When Jim Hackett announced his retirement as CEO for Ford after a tough three years of restructuring, the first voice on a conference call with the media was that of Bill Ford.
“I thank him for his brave leadership and his friendship,” Ford said of Hackett.
The chairman of the automaker’s board of directors served as CEO from 2001 to 2006, before stepping down to let former Boeing exec Alan Mulally steer Ford through the Great Recession. But 14 years and three CEOs later, Henry Ford’s great-grandson commands a leading role in what is still very much a family business.
On the call, Bill Ford praised Hackett, whom the board elevated to CEO in 2017, after Mulally’s successor, Mark Fields, failed to deliver on profit forecasts to Wall Street. But the 117-year-old company’s stock continued to slide under Hackett, dropping 40% since 2017.
That puts Bill Ford in a tricky spot. Thanks to a special class of “super” shares, Henry Ford’s descendants control 40% of the company — and they need their stake to perform well.
Ford suspended its dividend earlier this year, as the coronavirus pandemic ravaged its US and European operations. The company has a fortress balance sheet with $39 in total liquidity, but has borrowed billions to brace for the COVID-19 shutdown. CFO Tim Stone said much of those credit lines would be repaid and that Ford expects to return to profitability in the third quarter. But the carmaker’s market performance had been disappointing, even before the pandemic struck, despite a run of positive bottom-line years since the 2009 downturn.

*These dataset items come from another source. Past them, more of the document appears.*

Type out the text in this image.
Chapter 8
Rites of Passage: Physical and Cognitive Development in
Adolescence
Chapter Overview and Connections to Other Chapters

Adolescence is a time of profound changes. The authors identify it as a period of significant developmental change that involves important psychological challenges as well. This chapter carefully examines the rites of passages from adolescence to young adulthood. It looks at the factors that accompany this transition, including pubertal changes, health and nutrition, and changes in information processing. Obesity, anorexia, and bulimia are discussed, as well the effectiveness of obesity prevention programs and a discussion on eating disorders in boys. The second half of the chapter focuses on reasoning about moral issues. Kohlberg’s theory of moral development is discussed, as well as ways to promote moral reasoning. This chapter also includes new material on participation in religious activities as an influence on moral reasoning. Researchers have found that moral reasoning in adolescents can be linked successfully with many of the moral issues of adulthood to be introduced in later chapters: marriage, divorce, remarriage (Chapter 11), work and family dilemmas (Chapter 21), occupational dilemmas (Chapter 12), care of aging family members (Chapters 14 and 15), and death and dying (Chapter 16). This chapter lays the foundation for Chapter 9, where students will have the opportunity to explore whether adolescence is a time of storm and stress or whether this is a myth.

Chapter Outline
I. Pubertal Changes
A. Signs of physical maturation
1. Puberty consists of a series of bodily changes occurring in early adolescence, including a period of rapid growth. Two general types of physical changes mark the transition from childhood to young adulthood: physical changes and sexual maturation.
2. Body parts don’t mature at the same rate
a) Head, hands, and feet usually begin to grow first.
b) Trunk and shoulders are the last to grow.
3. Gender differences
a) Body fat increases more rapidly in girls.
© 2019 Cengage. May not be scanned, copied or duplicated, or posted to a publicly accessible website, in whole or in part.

It hasn’t been lost on Bill Ford, either, that Tesla’s $266 billion market cap is ten times higher than Ford’s, despite selling roughly 250,000 cars in 2019, compared to Ford’s 5.4 million.
Bill Ford wants a different future for his family’s 117-year-old business
Bill Ford has long been a forward-thinking leader, articulating a future for his family’s company that stresses environmental stewardship and high-tech, urban-focused, connected mobility over simply building more F-150 pickup trucks. But the F-150s, with their juicy profit margins and history as America’s best-selling vehicle, literally pay the bills. Ford’s North American business makes up for struggles in Europe and South America, as well as a late start in China relative to competitors such as VW and GM.
When Hackett, now 65, became CEO, the view in the industry was that his primary mission was to articulate Bull Ford’s vision, which made sense as he had been overseeing Ford’s “smart mobility” initiatives after a stint on the board. Two other executives, Joe Hinrichs and Farley, would manage the actual car business.
But Bill Ford remained very much in the picture, more so than he had been when Mulally was in charge, and even later when Fields became CEO. He made it clear on Tuesday that in Farley, Ford had committed to an industry veteran after taking a chance on an offbeat outsider who had run furniture maker Steelcase and had gotten involved with Silicon Valley through investments in influential California design firm IDEO.
“My closest ally in this was Bill Ford,” Hackett told Business Insider in an interview several weeks ago. “I’ve gotten to test ideas with him constantly. He and I would talk three or four times a day. The other day, he said, ‘It’s a better company since you’ve been here.’ You could have knocked me over with a feather.”
Farley, who came to Ford from Toyota in 2007, was being tracked for the CEO job at least since the beginning of the year, when Hinrichs abruptly left the carmaker, clarifying the succession plan. Farley is a noted gearhead who likes to work on his own cars and frequents race tracks, but he’s also known as a marketing maven.
And with Ford in the middle of rolling out critical products including a new F-150, the revived Bronco SUV, and a marquee electric vehicle in the new Mustang Mach-E, the chairman’s view could be that the time for talking up the future is over — and that the company needs to core business to do its job.
That doesn’t mean Ford can forget about the transformation of the auto industry that’s now underway. But it could mean that in the next year or two, we’ll be hearing a lot more about that from the man whose name is still on the building.